Singapore’s DBS Bank Ltd aims to deepen its presence in key Asian markets toward 2020 to take advantage of the region’s increasing domestic consumption, exports, investments and adoption of new technologies, chief executive officer Piyush Gupta said in Taipei yesterday.
The regional lender seeks to grow business in Taiwan, Hong Kong, China, India and Indonesia, as well as at home in Singapore, with a focus on large corporate banking, while expanding operations with small and medium-sized enterprises (SMEs) on regional platforms, Gupta said.
Additionally, it targets developing its regional wealth management business, he added.
The strategy is in line with the region’s rising importance in global economy and the four major trends that are to drive growth, the chief executive said, adding that the financial sector is to play a key role in the evolution and his firm will not sit on the sidelines.
Asia offers a huge growth opportunity and will take the lead in driving the global economy as 2020 approaches, given its surging GDP growth, Gupta told reporters after the bank’s first large conference in Taipei.
The region equaled about 40 percent of the US economy in 2000, but is set to catch up in 2016, and is expected to overtake the developed market by 17 percent in 2020, Gupta said.
Asian markets also gain increasing relevance in domestic consumption, as countries like China and India shift from serving as “factories for the world” to broadening the marketplace, he said.

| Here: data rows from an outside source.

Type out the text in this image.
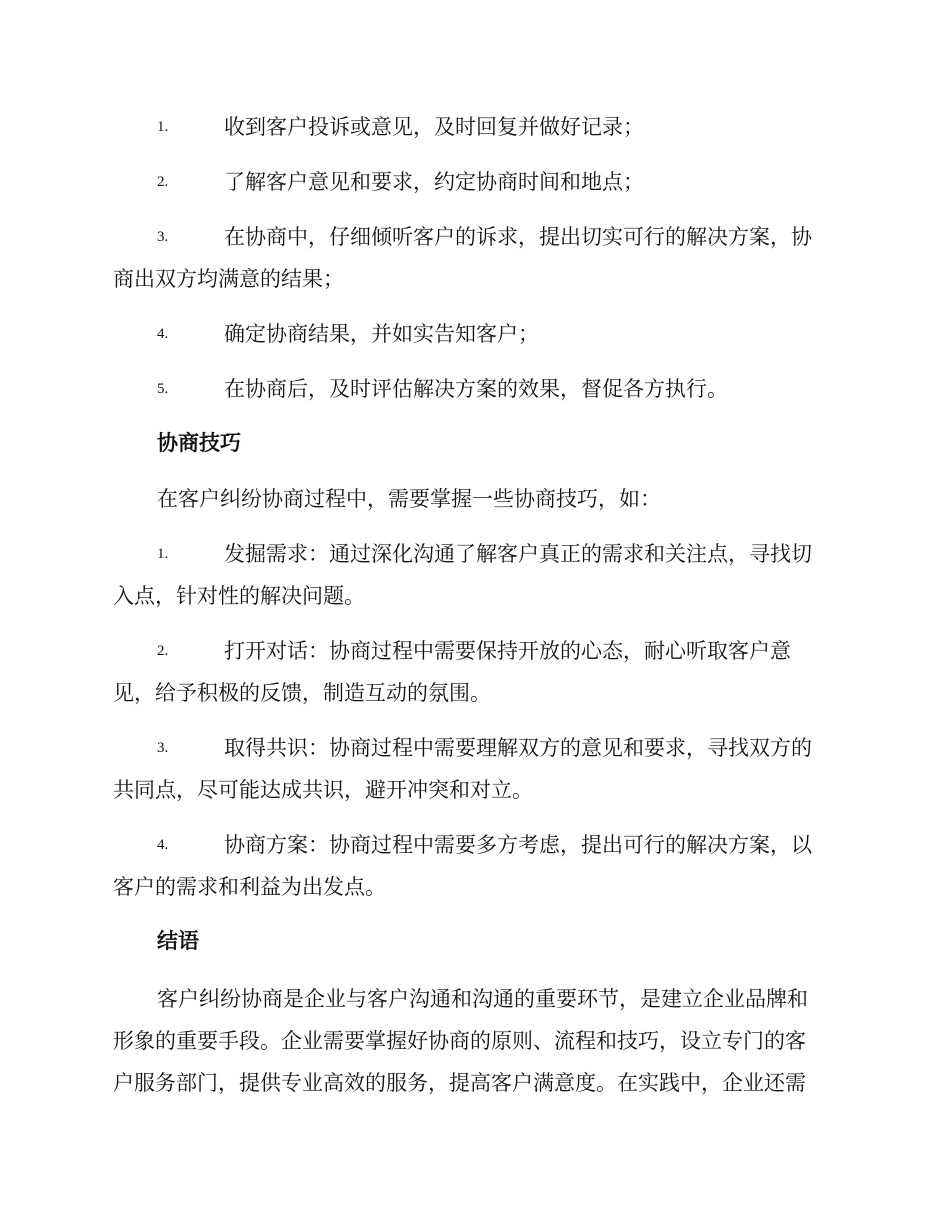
1.	收到客户投诉或意见，及时回复并做好记录；
2.	了解客户意见和要求，约定协商时间和地点；
3.	在协商中，仔细倾听客户的诉求，提出切实可行的解决方案，协
商出双方均满意的结果；
4.	确定协商结果，并如实告知客户；
5.	在协商后，及时评估解决方案的效果，督促各方执行。
协商技巧
在客户纠纷协商过程中，需要掌握一些协商技巧，如：
1.	发掘需求：通过深化沟通了解客户真正的需求和关注点，寻找切
入点，针对性的解决问题。
2.	打开对话：协商过程中需要保持开放的心态，耐心听取客户意
见，给予积极的反馈，制造互动的氛围。
3.	取得共识：协商过程中需要理解双方的意见和要求，寻找双方的
共同点，尽可能达成共识，避开冲突和对立。
4.	协商方案：协商过程中需要多方考虑，提出可行的解决方案，以
客户的需求和利益为出发点。
结语
客户纠纷协商是企业与客户沟通和沟通的重要环节，是建立企业品牌和
形象的重要手段。企业需要掌握好协商的原则、流程和技巧，设立专门的客
户服务部门，提供专业高效的服务，提高客户满意度。在实践中，企业还需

Chinese customers accounted for 47 percent of last year’s global luxury market — valued at US$217 billion — DBS research showed.
DBS research also forecast that Asia will generate 60 percent of global luxury market revenue in the next decade.

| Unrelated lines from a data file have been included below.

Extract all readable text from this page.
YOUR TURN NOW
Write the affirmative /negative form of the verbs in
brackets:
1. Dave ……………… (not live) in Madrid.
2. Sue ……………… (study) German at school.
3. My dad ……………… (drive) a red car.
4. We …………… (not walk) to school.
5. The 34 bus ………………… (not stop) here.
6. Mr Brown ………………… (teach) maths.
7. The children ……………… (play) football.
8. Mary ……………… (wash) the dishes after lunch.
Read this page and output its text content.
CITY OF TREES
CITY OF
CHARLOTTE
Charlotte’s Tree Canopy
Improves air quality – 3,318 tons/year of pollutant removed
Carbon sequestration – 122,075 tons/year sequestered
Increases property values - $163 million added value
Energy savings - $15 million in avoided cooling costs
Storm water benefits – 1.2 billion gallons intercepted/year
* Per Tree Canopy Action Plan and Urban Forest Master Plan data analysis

Asia’s ongoing economic integration will accelerate intra-Asian trade, which may triple to US$11 trillion by 2020, with China continuing its dominance and Singapore maintaining its second-place ranking, the research report said.
The trend is also expected to lead to such a rise among Asian multinational corporations and SMEs that half of the world’s biggest companies are likely to be based in emerging markets by 2025, the research report forecast.
Meanwhile, urbanization is expected to drive infrastructure investment needs, as half of Asia’s population is likely to have moved to cities by 2020, placing huge demands on energy production and transmission, telecommunications, transport and other infrastructure systems, Gupta said.
Asia’s total infrastructure investments amounted to US$8 trillion in 2008, with US$4.1 trillion going to energy sectors, US$2.5 trillion to transport sectors and US$1 trillion and US$0.4 trillion spent on telecommunications as well as water and sanitation respectively, the research found.
The figures are bound to rise significantly, providing business opportunities for different industries — including the banking sector, Gupta said.
Furthermore, Asia sets the pace for the adoption of new technology, as contract hardware makers build their own brands and prove to be serious players, DBS said.
Regarding capital expenditure, DBS plans to spend US$200 million on digital investments over three years, he said.
“If firms do not get the [digital] transition right, they die,” Gupta said.
DBS plans to continue to strengthen brand awareness in Taiwan, as a survey last year showed that 84 percent of respondents knew about the lender, compared with 38 percent in the know in 2009, DBS Taiwan general manager Jerry Chen (陳亮丞) said.